Optimum strategy for designing PtCo alloy/reduced graphene oxide nanohybrid counter electrode for dye-sensitized solar cells

This study reports on the synthesis of a PtCo alloy/reduce graphene oxide (RGO) nanohybrid materials and their application as an efficient counter electrodes (CEs) in dye-sensitized solar cells (DSCs). Bimetallic Pt0.1Co0.9 nanoparticles (NPs) with average size of ∼5 nm were successfully and uniformly immobilized on the surface of RGO after co-reduction of metal precursor ions and graphene oxide into bimetallic alloy and RGO, respectively, via dry plasma reduction under an atmospheric pressure and near room temperature. Furthermore, the set of bimetallic PtCo/RGO nanohybrids were also synthesized using various volume ratios of Pt to Co precursors. Uniform and dense distribution of bimetallic PtCo NPs on the RGO surface was obtained. The highest electrocatalytic performance, which corresponded to the lowest charge transfer resistance of 2.26 Ω, was achieved with the Pt0.1Co0.9 NPs/RGO nanohybrid.
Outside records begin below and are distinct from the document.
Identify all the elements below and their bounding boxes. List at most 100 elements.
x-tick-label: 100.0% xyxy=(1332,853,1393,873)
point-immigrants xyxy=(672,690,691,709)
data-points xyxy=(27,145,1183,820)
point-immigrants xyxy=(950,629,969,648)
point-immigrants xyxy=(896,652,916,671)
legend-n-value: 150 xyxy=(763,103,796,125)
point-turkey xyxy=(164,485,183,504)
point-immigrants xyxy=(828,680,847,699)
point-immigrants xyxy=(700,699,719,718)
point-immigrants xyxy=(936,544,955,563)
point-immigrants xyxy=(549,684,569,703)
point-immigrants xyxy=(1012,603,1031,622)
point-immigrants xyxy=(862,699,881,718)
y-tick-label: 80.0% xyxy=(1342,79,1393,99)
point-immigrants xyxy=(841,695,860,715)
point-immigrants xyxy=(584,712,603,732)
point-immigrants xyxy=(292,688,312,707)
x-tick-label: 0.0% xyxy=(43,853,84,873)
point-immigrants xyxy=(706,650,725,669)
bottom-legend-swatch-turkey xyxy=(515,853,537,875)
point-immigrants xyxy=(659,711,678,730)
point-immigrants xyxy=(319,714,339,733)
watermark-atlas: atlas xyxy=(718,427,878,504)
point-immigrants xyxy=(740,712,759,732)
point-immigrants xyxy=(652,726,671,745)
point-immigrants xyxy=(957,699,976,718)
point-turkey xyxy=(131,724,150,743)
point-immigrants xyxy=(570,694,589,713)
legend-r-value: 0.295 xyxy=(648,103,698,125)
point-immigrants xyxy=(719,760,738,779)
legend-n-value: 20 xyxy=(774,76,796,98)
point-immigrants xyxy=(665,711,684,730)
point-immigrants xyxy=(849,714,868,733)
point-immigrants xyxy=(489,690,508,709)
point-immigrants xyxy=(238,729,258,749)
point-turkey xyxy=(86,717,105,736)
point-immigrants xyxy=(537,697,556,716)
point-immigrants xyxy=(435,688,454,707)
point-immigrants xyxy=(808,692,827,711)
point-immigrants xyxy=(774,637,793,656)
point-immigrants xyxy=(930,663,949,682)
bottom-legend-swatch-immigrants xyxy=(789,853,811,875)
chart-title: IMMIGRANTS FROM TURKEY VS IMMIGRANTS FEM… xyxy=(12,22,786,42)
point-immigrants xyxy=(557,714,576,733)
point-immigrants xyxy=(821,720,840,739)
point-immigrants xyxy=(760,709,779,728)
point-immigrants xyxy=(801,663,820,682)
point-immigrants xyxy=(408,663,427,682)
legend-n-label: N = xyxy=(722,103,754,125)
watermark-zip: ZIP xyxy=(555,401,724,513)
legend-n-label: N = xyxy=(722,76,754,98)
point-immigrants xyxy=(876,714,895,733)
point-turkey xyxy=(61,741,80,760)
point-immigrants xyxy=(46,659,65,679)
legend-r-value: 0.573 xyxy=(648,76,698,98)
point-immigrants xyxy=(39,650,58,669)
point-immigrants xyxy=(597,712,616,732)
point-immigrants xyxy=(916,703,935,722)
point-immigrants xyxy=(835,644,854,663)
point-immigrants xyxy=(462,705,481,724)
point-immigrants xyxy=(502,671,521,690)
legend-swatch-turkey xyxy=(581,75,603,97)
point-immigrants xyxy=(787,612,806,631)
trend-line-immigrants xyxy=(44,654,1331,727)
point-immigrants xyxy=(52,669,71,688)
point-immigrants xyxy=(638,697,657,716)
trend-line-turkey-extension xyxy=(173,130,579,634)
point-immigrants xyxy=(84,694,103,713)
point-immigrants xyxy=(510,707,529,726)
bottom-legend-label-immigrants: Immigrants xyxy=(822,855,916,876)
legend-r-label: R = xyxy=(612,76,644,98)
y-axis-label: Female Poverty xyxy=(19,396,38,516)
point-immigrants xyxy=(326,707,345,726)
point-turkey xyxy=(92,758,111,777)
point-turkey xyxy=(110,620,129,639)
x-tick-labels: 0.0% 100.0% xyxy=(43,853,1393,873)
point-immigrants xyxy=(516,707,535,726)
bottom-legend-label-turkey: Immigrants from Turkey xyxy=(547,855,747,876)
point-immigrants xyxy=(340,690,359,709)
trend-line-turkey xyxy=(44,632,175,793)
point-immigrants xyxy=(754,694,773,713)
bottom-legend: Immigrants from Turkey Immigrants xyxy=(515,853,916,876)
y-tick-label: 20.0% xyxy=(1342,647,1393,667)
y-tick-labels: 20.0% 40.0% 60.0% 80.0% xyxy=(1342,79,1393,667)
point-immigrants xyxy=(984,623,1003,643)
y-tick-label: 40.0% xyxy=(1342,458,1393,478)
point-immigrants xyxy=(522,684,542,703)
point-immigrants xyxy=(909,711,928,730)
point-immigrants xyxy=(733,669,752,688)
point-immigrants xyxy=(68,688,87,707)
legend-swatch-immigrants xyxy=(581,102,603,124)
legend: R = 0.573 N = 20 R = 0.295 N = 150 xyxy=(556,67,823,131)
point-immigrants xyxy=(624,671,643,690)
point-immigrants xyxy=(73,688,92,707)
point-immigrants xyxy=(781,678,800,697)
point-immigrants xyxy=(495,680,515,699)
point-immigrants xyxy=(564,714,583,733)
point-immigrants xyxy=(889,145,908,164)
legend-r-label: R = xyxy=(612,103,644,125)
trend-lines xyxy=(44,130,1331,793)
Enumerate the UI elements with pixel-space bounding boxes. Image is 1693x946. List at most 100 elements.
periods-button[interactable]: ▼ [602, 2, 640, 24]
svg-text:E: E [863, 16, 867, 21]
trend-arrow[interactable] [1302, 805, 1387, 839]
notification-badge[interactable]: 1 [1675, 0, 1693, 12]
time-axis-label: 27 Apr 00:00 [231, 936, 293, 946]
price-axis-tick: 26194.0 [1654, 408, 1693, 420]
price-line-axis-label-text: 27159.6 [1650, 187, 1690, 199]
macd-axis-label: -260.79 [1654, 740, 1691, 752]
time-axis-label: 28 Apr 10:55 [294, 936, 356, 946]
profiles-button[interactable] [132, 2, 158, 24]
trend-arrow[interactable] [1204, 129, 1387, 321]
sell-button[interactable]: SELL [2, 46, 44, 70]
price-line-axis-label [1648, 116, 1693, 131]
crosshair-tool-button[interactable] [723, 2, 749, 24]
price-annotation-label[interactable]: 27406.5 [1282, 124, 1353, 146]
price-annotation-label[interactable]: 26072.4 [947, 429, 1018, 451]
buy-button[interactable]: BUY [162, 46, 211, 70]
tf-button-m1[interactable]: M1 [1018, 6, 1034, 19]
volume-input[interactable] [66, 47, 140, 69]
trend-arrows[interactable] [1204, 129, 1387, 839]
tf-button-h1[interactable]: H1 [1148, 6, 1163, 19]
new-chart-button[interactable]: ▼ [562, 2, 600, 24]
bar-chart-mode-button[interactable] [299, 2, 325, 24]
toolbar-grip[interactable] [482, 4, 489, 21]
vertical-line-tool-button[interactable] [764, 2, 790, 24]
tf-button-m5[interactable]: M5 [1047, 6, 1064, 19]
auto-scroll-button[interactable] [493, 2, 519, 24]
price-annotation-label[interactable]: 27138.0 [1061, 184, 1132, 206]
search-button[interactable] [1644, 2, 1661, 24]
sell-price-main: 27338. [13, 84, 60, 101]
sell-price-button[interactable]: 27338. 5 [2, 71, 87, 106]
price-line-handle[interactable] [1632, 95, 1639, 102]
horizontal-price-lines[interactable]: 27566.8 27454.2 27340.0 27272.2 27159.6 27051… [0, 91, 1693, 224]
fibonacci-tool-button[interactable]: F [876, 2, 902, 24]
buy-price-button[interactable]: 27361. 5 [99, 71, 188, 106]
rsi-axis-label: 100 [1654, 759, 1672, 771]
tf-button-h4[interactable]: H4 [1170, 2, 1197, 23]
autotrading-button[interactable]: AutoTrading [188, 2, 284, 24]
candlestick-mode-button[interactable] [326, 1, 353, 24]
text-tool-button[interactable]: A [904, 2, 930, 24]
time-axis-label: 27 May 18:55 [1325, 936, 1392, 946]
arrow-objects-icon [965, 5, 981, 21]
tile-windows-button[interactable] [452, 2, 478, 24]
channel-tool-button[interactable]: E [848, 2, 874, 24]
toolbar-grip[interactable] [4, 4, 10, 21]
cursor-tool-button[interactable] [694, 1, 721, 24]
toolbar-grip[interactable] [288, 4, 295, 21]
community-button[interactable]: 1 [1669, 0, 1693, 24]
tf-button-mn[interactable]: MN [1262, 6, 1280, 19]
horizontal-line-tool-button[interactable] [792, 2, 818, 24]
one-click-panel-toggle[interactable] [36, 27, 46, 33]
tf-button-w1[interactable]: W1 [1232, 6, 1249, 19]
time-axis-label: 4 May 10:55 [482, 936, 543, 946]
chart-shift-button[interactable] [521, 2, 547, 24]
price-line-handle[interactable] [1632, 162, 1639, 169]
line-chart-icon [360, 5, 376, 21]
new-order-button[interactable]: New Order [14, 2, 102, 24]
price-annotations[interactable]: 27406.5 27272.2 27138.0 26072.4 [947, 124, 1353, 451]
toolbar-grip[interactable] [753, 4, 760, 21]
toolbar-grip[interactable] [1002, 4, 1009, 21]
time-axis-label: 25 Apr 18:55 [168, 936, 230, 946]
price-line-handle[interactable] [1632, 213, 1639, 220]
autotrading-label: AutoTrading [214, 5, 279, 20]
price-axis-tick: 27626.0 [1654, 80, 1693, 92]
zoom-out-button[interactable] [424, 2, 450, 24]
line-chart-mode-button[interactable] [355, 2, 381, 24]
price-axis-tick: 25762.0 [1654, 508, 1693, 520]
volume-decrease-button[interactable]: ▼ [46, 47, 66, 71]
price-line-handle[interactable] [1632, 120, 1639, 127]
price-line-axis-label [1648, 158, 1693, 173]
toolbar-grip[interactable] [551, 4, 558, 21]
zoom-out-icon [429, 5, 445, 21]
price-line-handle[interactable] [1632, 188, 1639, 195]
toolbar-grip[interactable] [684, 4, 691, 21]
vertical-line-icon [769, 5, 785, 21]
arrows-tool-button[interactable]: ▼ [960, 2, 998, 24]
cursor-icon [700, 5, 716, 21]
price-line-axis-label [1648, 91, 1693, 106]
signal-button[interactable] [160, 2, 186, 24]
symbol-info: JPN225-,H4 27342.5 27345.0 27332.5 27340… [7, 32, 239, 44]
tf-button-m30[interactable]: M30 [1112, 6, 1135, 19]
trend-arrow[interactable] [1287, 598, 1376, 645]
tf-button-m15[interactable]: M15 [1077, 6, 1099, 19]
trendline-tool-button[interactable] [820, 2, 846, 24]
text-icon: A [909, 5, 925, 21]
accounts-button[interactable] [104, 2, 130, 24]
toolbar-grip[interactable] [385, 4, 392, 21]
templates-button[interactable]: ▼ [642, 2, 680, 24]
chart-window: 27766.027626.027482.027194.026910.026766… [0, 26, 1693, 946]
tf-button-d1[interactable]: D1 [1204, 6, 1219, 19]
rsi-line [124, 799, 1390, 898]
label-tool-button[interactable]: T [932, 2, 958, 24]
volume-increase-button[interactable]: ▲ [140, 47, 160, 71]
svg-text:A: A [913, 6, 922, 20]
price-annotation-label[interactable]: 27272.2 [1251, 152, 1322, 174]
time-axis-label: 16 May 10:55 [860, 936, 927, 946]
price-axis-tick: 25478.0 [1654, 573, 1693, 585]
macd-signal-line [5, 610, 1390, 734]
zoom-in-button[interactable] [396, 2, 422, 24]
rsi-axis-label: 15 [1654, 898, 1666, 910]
The application of developed nanohybrid as an alternative CE for DSCs leads to increase in efficiency by 5.7% over that of the Pt/RGO-based DSC, and by 40.6% over the efficiency of the Pt-free device. We believe that this work provides an effective strategy for optimizing Pt utilization in photovoltaic-device targeted nanohybrid, suggesting the decrease of the production cost of DSCs along with the improvement of efficiency.